Um.  I may not have thought this through. 
 
*This post was originally published at The Daily Theme on June 17, 2011

Intellectual Pioneers

So, this is one of those topics that gets Mom all excited because it means research. When I moaned about it, she suggested I write about the president of the college I went to because she was the first female president of a college west of the Mississippi. I find that difficult to believe because the school, first a seminary then a college,  is 158 years old, and has always been west of the Mississippi. Also, it has always been a woman’s college except for two weeks in 1990, which resulted in the college needing a new president.  Anyway, I know there was a female president before this one. But I’m not going to prove it because I’m not in the mood for research right now.

I was talking to my Dad on the way home tonight about how I completely forgot to mention this website in the interview I had last week – didn’t conceal it on purpose, but actually forgot to mention how I’m spending half my days. And he said that if they find it (and they will) they’ll probably want to hire my mom instead because her essays are researched and mine are silly. And I was like, thanks a lot jerk. But I didn’t actually say that, because I don’t speak that way to my father.

Look. I like this project. I didn’t think we’d make it this long, but I’m glad we’re still doing it. But this is not a job for me. I write this stuff mostly to be funny, or at least entertaining. Occasionally a topic really interests me and then I do the research, but not everything excites my curiosity. If this were my job, it would be different. I’d be answering questions, or hopefully, helping people learn how to answer their own questions. But I’m only willing to put a certain amount of time into these essays – like a maximum of an hour – because I have a lot of research and reading to do that is unrelated.

Getting my master’s degree and starting out my career in England has handicapped me. I am not saying I am unqualified to work in this country because that is absolutely not true. But librarianship is practical career and it involves a lot of different skills, most of which are honed on the job. So, while I don’t have a job, I’m spending a lot of time trying to figure out the American way – the American vocabulary, the American resources. I’ve taken classes since I got back, and spent a lot of time reading professional literature.  I’m not trying to hint that I am an intellectual pioneer, self-training for the job I eventually hope to land. I wouldn’t be getting anywhere at all without the wealth of information and advice available to unemployed librarians concerned with keeping their skills up-to-date. There are a lot of us, working while unemployed. This website is the thing I do when I’m either reflecting on it, or I want a break from it.

Especially when I realize that the thing that would help me the most, I haven’t done. I should be volunteering in a library. But I really thought that at any moment I might find a job and I didn’t want to let anyone down by suddenly quitting. Which was not a concern I had when starting this project – although it is now.

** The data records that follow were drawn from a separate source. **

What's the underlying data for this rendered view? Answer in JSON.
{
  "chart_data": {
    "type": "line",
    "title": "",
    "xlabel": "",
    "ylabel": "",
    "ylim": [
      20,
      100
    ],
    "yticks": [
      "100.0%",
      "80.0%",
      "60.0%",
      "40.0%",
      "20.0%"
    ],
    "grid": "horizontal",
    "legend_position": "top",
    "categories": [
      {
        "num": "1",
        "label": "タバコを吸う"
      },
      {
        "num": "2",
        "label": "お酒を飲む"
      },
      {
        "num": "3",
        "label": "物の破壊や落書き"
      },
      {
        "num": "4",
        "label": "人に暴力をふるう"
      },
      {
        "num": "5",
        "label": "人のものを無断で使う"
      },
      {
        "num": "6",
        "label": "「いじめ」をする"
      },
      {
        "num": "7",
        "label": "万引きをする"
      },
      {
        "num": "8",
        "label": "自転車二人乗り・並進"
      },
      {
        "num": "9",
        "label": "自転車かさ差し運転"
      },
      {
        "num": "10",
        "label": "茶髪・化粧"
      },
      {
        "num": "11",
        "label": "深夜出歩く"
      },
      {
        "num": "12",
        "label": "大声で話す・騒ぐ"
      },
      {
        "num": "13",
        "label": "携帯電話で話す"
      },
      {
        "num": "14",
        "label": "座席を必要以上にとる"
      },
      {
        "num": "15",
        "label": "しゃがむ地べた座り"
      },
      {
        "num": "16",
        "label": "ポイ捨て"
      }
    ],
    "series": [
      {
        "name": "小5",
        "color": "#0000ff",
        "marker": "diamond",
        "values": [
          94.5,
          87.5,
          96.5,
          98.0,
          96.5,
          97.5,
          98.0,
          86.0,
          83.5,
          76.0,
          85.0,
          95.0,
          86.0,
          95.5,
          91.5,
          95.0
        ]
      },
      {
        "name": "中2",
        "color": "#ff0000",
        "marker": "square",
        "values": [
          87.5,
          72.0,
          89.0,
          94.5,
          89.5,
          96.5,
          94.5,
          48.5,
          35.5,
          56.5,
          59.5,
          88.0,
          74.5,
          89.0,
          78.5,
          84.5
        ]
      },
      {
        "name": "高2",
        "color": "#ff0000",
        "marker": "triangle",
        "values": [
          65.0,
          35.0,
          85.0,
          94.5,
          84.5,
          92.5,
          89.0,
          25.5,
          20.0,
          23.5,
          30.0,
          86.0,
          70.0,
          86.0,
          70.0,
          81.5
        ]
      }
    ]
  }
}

Anyway, another reason writing this essay isn’t like a job: I’m actually writing this in the middle of the night, in the middle of my bed, wearing the nightgown I tried to dress Milo in earlier today. I wish I had been able to video him running up the stairs while the little dress slid further down with each step. By the time he reached the top, it was just hanging off his tail. You probably had to be there.  

Milo wishes he wasn't there.


PS: Mills College is named after its founders, Cyrus and Susan Mills. Susan became as president of the college in 1890 and served for 19 years.  I knew this already. I’m guessing what my mom actually meant to say was that Mills was the first women’s college established west of the Rockies, and is the second oldest women’s college still in existence.

PPS: Mom has clarified to say that she meant Aureilia Henry Reinhardt (Mills President 1916 – 1943) was the first female president.  But as we’ve already established, that is wrong too.